Q: What was your favorite spot on campus, whether for studying, meeting friends or just thinking about life?

A: It may not be an oft-frequented spot on campus, but I have spent countless hours studying for classes and working on homework in the tutoring center and the tiered computer room in the basement of the (Durham Language and Literature) building. These two study areas are usually quiet and usually available, and are situated near many of the classrooms for the students in the English program.

Q: What are your plans after graduation?

A: After graduation I will remain at ASU for another year, to complete the 4+1 program in which I am enrolled, which allows for undergraduate students to “double-up” credits with their master’s degree and then to complete their master’s at an accelerated rate. After I graduate with my master’s degree, I will likely transfer into a PhD program at one of the Universities of California — Santa Barbara, Los Angeles or Southern California, all of which boast highly renowned linguistics programs. Although I have not yet chosen my specialty within the field, as I mentioned earlier, I am currently leaning towards a study of phonology or linguistic typology.
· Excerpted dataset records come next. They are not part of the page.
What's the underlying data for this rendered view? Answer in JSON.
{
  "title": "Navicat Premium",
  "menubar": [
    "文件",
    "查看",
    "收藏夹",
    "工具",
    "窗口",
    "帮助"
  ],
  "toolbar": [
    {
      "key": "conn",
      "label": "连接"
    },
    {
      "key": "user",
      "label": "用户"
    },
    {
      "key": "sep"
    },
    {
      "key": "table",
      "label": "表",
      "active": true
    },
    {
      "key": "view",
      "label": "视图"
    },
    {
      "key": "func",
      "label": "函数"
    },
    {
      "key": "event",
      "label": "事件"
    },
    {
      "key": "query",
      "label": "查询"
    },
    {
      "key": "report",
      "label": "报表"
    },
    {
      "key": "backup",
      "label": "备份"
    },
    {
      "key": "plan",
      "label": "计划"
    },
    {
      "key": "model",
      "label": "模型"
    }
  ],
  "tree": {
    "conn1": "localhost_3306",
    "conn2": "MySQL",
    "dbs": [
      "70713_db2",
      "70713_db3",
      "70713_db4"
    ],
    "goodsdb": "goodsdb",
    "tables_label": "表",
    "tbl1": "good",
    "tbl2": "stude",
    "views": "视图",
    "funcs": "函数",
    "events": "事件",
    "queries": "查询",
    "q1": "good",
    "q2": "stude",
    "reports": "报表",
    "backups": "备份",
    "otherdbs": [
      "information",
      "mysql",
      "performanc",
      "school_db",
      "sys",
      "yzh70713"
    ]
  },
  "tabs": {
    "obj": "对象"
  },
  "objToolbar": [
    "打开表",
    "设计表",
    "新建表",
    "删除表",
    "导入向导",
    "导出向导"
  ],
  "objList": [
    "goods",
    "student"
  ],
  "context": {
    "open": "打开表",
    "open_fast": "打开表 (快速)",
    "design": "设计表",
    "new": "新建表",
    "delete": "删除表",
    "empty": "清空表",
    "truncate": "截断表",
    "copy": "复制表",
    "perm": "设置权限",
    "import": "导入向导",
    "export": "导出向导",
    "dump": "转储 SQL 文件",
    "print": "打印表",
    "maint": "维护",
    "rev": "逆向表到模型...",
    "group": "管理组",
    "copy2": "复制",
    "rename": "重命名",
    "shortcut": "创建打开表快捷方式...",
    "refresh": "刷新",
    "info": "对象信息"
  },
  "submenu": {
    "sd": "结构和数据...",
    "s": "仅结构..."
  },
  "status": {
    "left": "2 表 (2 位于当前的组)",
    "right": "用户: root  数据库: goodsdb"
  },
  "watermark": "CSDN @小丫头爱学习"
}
Q: If someone gave you $40 million to solve one problem on our planet, what would you tackle?

A: Preservation is extremely important to me — I find the loss of biological and ethnographic diversity to be extremely heartbreaking. I would invest in the preservation of endangered cultures and peoples, the documentation of endangered languages, the conservation of endangered wildlife and the protection of the natural world. I still don’t accept that to stave the tide of homogenization is to deny the inevitable course of the future — I think that we can do better, and that when we fail to do better we lose something invaluably precious — we lose a part of our story. I believe that the preservation of what remains merits far more than the inconvenience of preserving it.